The Global Phenotype
Phenotype is not a fixed object. It is the product of interaction between genotype, environment, and unfolding conditions through space and time. In fungi, this interaction is particularly expansive. Even within a single strain, mycelial form can shift dramatically in response to substrate density, humidity, nutrient availability, gas composition, and more. Morphology is not merely influenced by these parameters; it is composed of them.
The global phenotype refers to the full range of morphological, physiological, and functional expressions that a fungal genotype is capable of producing across its viable environmental range. In this framing, phenotype is not a single trait, but a topology. A landscape of possibility shaped by genetic potential and environmental vocabulary. Trait-based ecologists have long used this kind of language to describe functional diversity in plants and soil fungi (Krause et al., 2014; Aguilar-Trigueros et al., 2015). But in mycelium engineering, this topology is not just ecological, it is operational. It defines the boundary of what is achievable, and the range of drift possible with uncontrolled processes.

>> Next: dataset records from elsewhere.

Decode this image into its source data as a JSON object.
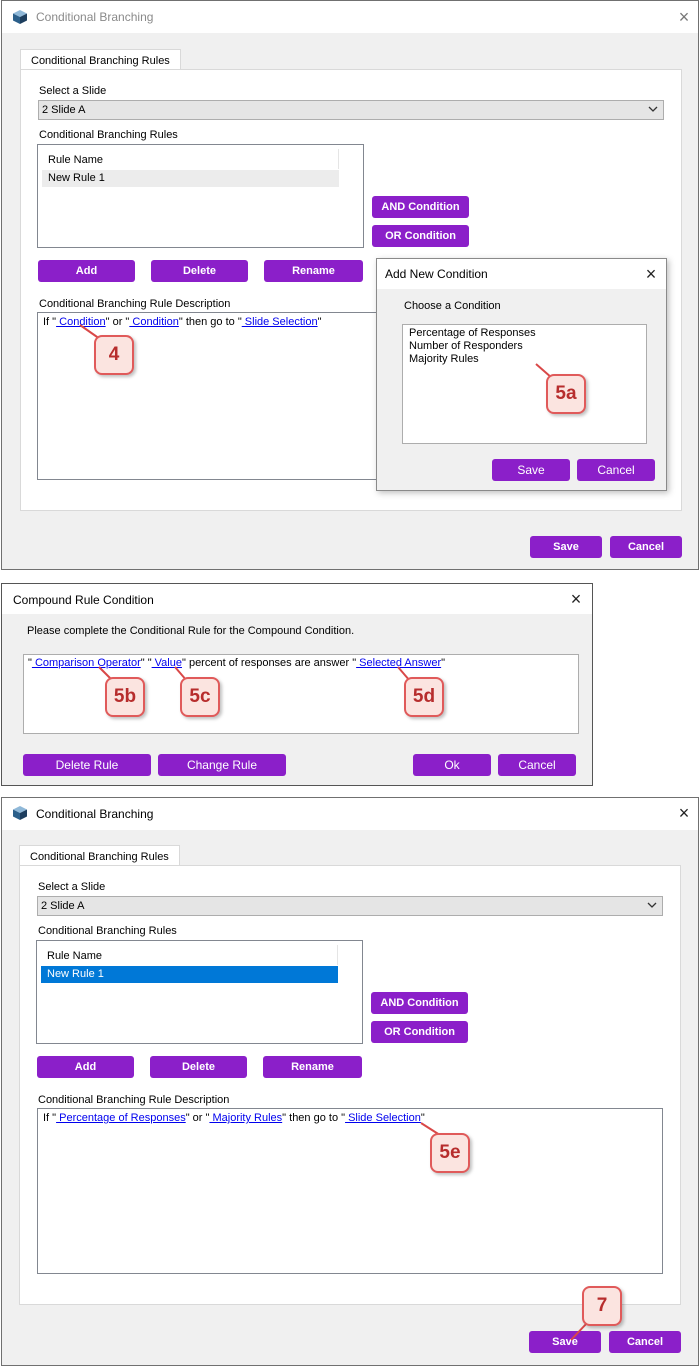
{
  "window1": {
    "title": "Conditional Branching",
    "tab": "Conditional Branching Rules",
    "select_label": "Select a Slide",
    "selected_slide": "2 Slide A",
    "rules_label": "Conditional Branching Rules",
    "column_header": "Rule Name",
    "rules": [
      "New Rule 1"
    ],
    "and_button": "AND Condition",
    "or_button": "OR Condition",
    "add_button": "Add",
    "delete_button": "Delete",
    "rename_button": "Rename",
    "description_label": "Conditional Branching Rule Description",
    "rule_parts": {
      "if_prefix": "If \"",
      "condition1": " Condition",
      "or_text": "\" or \"",
      "condition2": " Condition",
      "then_text": "\"  then go to \"",
      "slide_selection": " Slide Selection",
      "end_quote": "\""
    },
    "save_button": "Save",
    "cancel_button": "Cancel"
  },
  "add_condition_dialog": {
    "title": "Add New Condition",
    "prompt": "Choose a Condition",
    "options": [
      "Percentage of Responses",
      "Number of Responders",
      "Majority Rules"
    ],
    "save_button": "Save",
    "cancel_button": "Cancel"
  },
  "compound_dialog": {
    "title": "Compound Rule Condition",
    "instruction": "Please complete the Conditional Rule for the Compound Condition.",
    "rule_parts": {
      "q1": "\"",
      "comparison_operator": " Comparison Operator",
      "q2": "\" \"",
      "value": " Value",
      "middle_text": "\"  percent of responses are answer \"",
      "selected_answer": " Selected Answer",
      "q3": "\""
    },
    "delete_rule_button": "Delete Rule",
    "change_rule_button": "Change Rule",
    "ok_button": "Ok",
    "cancel_button": "Cancel"
  },
  "window2": {
    "title": "Conditional Branching",
    "tab": "Conditional Branching Rules",
    "select_label": "Select a Slide",
    "selected_slide": "2 Slide A",
    "rules_label": "Conditional Branching Rules",
    "column_header": "Rule Name",
    "rules": [
      "New Rule 1"
    ],
    "and_button": "AND Condition",
    "or_button": "OR Condition",
    "add_button": "Add",
    "delete_button": "Delete",
    "rename_button": "Rename",
    "description_label": "Conditional Branching Rule Description",
    "rule_parts": {
      "if_prefix": "If \"",
      "condition1": " Percentage of Responses",
      "or_text": "\" or \"",
      "condition2": " Majority Rules",
      "then_text": "\"  then go to \"",
      "slide_selection": " Slide Selection",
      "end_quote": "\""
    },
    "save_button": "Save",
    "cancel_button": "Cancel"
  },
  "callouts": {
    "c4": "4",
    "c5a": "5a",
    "c5b": "5b",
    "c5c": "5c",
    "c5d": "5d",
    "c5e": "5e",
    "c7": "7"
  },
  "colors": {
    "button_purple": "#8b1fc9",
    "selection_blue": "#0078d7",
    "link_blue": "#0000ee",
    "callout_border": "#e05a5a",
    "callout_fill": "#fbe4e0"
  }
}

Fungal systems are notoriously plastic, with some strains able to shift between linear and diffuse growth modes, aerial or substrate-dominant morphologies, or high- versus low-density tissues in response to minor changes in context. In Neurospora crassa, for example, environmental triggers can induce dramatic changes in colony architecture and branching frequency without any underlying genetic change (Watters et al., 2000). In basidiomycetes, traits like hyphal aggregation, density, pigment expression, or secreted matrix formation are often highly inducible, even within clonal populations.
The challenge is that this plasticity is not always symmetrical. For some strains, a given phenotype may be highly robust, with a dampened ‘shape’ of response across a wide range of conditions. For others, useful phenotypes may live only in narrow folds of the global surface, requiring precise alignment of inputs to access and easily lost through drift or minor misalignment.

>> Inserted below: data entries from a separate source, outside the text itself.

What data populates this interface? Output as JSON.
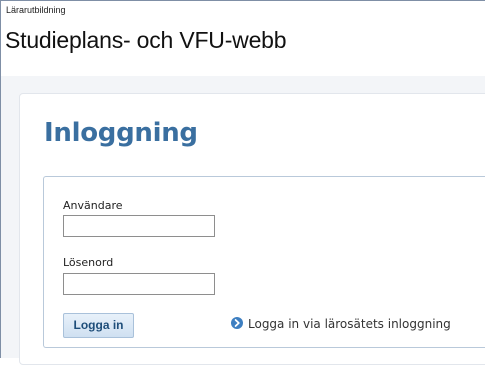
{
  "header": {
    "subtitle": "Lärarutbildning",
    "title": "Studieplans- och VFU-webb"
  },
  "login": {
    "heading": "Inloggning",
    "username_label": "Användare",
    "username_value": "",
    "password_label": "Lösenord",
    "password_value": "",
    "submit_label": "Logga in",
    "alt_login_label": "Logga in via lärosätets inloggning",
    "alt_login_icon": "chevron-right-circle-icon"
  },
  "colors": {
    "heading": "#3a6fa0",
    "accent": "#3e7fc1"
  }
}
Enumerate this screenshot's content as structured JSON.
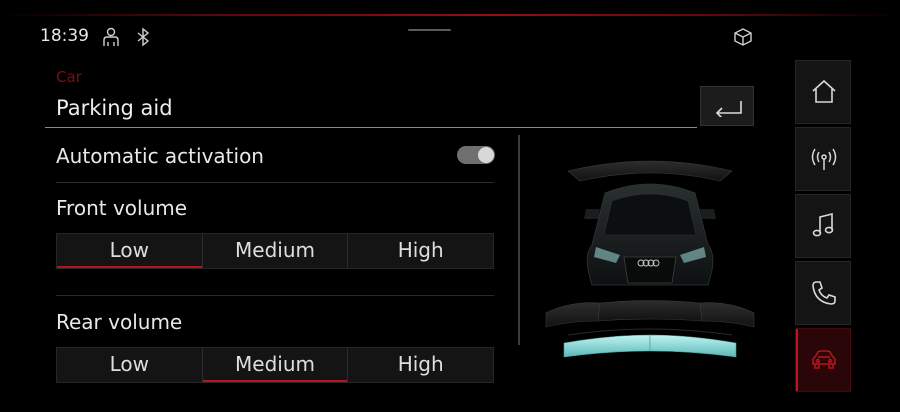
{
  "status_bar": {
    "time": "18:39",
    "icons": [
      "user-profile-icon",
      "bluetooth-icon",
      "package-cube-icon"
    ]
  },
  "page": {
    "breadcrumb": "Car",
    "title": "Parking aid"
  },
  "settings": {
    "automatic_activation": {
      "label": "Automatic activation",
      "enabled": true
    },
    "front_volume": {
      "label": "Front volume",
      "options": [
        "Low",
        "Medium",
        "High"
      ],
      "selected": "Low"
    },
    "rear_volume": {
      "label": "Rear volume",
      "options": [
        "Low",
        "Medium",
        "High"
      ],
      "selected": "Medium"
    }
  },
  "sidebar": {
    "items": [
      {
        "icon": "home-icon",
        "active": false
      },
      {
        "icon": "radio-antenna-icon",
        "active": false
      },
      {
        "icon": "music-note-icon",
        "active": false
      },
      {
        "icon": "phone-icon",
        "active": false
      },
      {
        "icon": "car-icon",
        "active": true
      }
    ]
  },
  "colors": {
    "accent": "#b3141d",
    "sensor_active": "#7fd8d8",
    "breadcrumb": "#7a1015",
    "background": "#000000"
  }
}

The global phenotype is not simply a catalog of what a fungus can do, it is a terrain of accessibility, sensitivity, and stability. Some areas are smooth and wide. Others are steep, high, and hard to find again. This poses an essential question: not just what is the phenotype, but where is it?
Steady Eddie
In common usage, “Steady Eddie” refers to someone who can be counted on: dependable and even-tempered. Someone with a comforting and functional predictability. There appears to be something of a Steady Eddie principle to the biology of the basidiomycota.

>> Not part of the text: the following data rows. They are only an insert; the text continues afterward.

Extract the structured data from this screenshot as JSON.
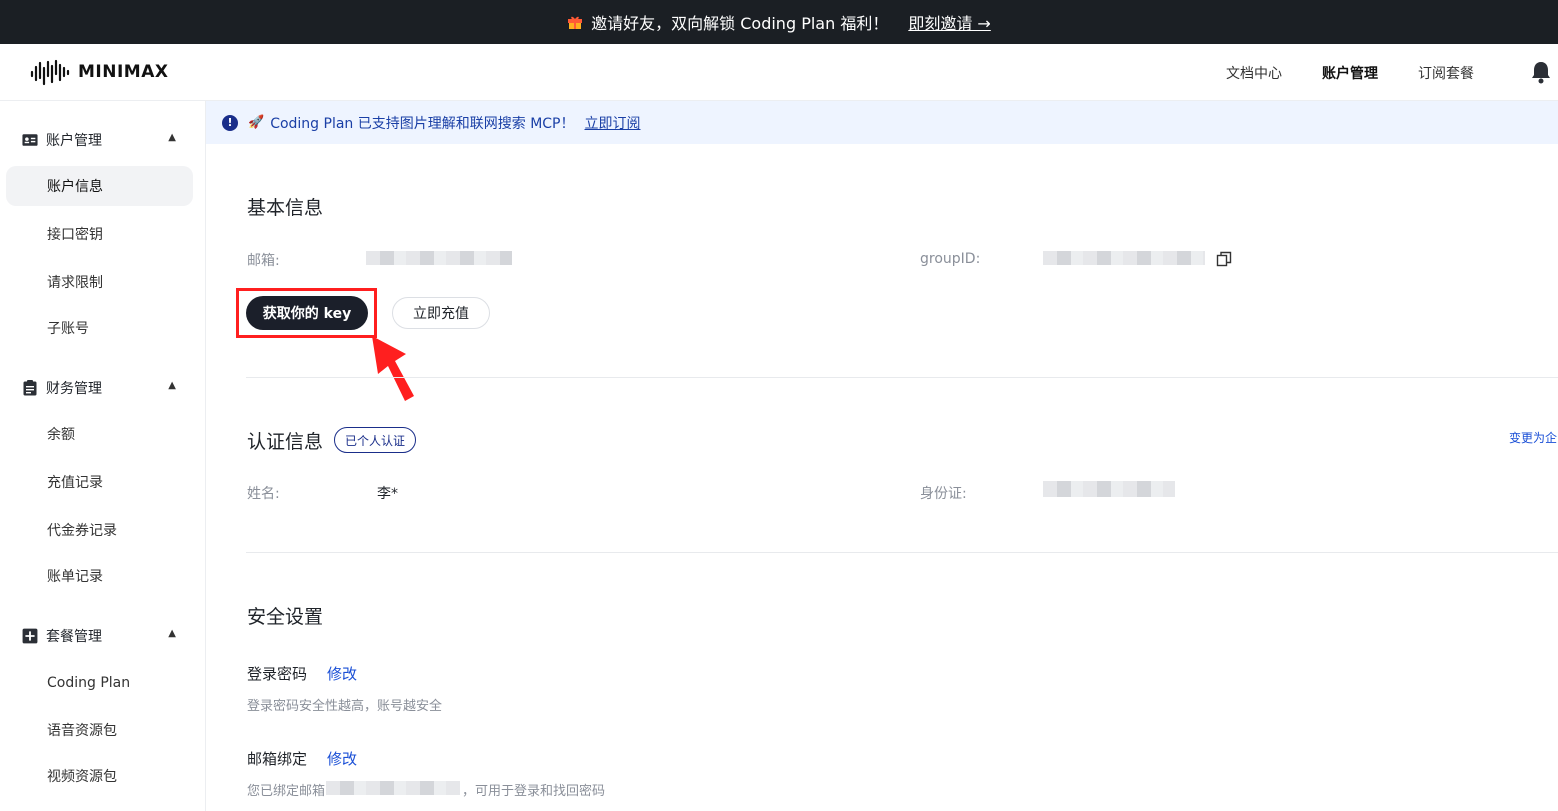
{
  "promo": {
    "text": "邀请好友，双向解锁 Coding Plan 福利！",
    "link": "即刻邀请 →"
  },
  "brand": {
    "name": "MINIMAX"
  },
  "topnav": {
    "items": [
      {
        "label": "文档中心"
      },
      {
        "label": "账户管理"
      },
      {
        "label": "订阅套餐"
      }
    ]
  },
  "sidebar": {
    "groups": [
      {
        "label": "账户管理",
        "icon": "id-card-icon",
        "items": [
          "账户信息",
          "接口密钥",
          "请求限制",
          "子账号"
        ]
      },
      {
        "label": "财务管理",
        "icon": "finance-icon",
        "items": [
          "余额",
          "充值记录",
          "代金券记录",
          "账单记录"
        ]
      },
      {
        "label": "套餐管理",
        "icon": "plan-icon",
        "items": [
          "Coding Plan",
          "语音资源包",
          "视频资源包"
        ]
      }
    ]
  },
  "notice": {
    "icon": "🚀",
    "text": "Coding Plan 已支持图片理解和联网搜索 MCP！",
    "link": "立即订阅"
  },
  "basic": {
    "title": "基本信息",
    "email_label": "邮箱:",
    "group_label": "groupID:",
    "get_key": "获取你的 key",
    "recharge": "立即充值"
  },
  "auth": {
    "title": "认证信息",
    "badge": "已个人认证",
    "change": "变更为企",
    "name_label": "姓名:",
    "name_value": "李*",
    "id_label": "身份证:"
  },
  "security": {
    "title": "安全设置",
    "password_title": "登录密码",
    "password_edit": "修改",
    "password_hint": "登录密码安全性越高，账号越安全",
    "email_title": "邮箱绑定",
    "email_edit": "修改",
    "email_hint_prefix": "您已绑定邮箱",
    "email_hint_suffix": "，可用于登录和找回密码"
  },
  "colors": {
    "dark": "#1b1f24",
    "accent_blue": "#1a4fd6",
    "notice_bg": "#eef4ff",
    "highlight_red": "#ff1f1f"
  }
}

A striking example is Armillaria gallica, a forest-dwelling basidiomycete with at least one clonal individual in Michigan that spans over 75 hectares and is thought to be at least 2,500 years old. Genomic sequencing of samples taken across this enormous body revealed an astonishingly low number of somatic mutations, only 163 SNPs across the genome along with a handful of small loss-of-heterozygosity events (Anderson et al., 2018). Most of these were singletons that had not spread, indicating that mutations are not only rare but also rarely fixed within the expanding network. The data suggest that Armillaria hyphae may undergo only one cell division for every meter of rhizomorph growth, a rate far below what would be expected in a typical filamentous fungus. Over millennia, this organism has expanded without compromising nuclear fidelity, maintaining continuity across vast spatial and temporal scales. The authors propose that this extraordinary stability may be supported by mechanisms such as quiescent apical cells, high-fidelity DNA repair, or asymmetric strand retention, though these remain hypotheses rather than demonstrated features. What is clear is that stability itself functions as an adaptive strategy.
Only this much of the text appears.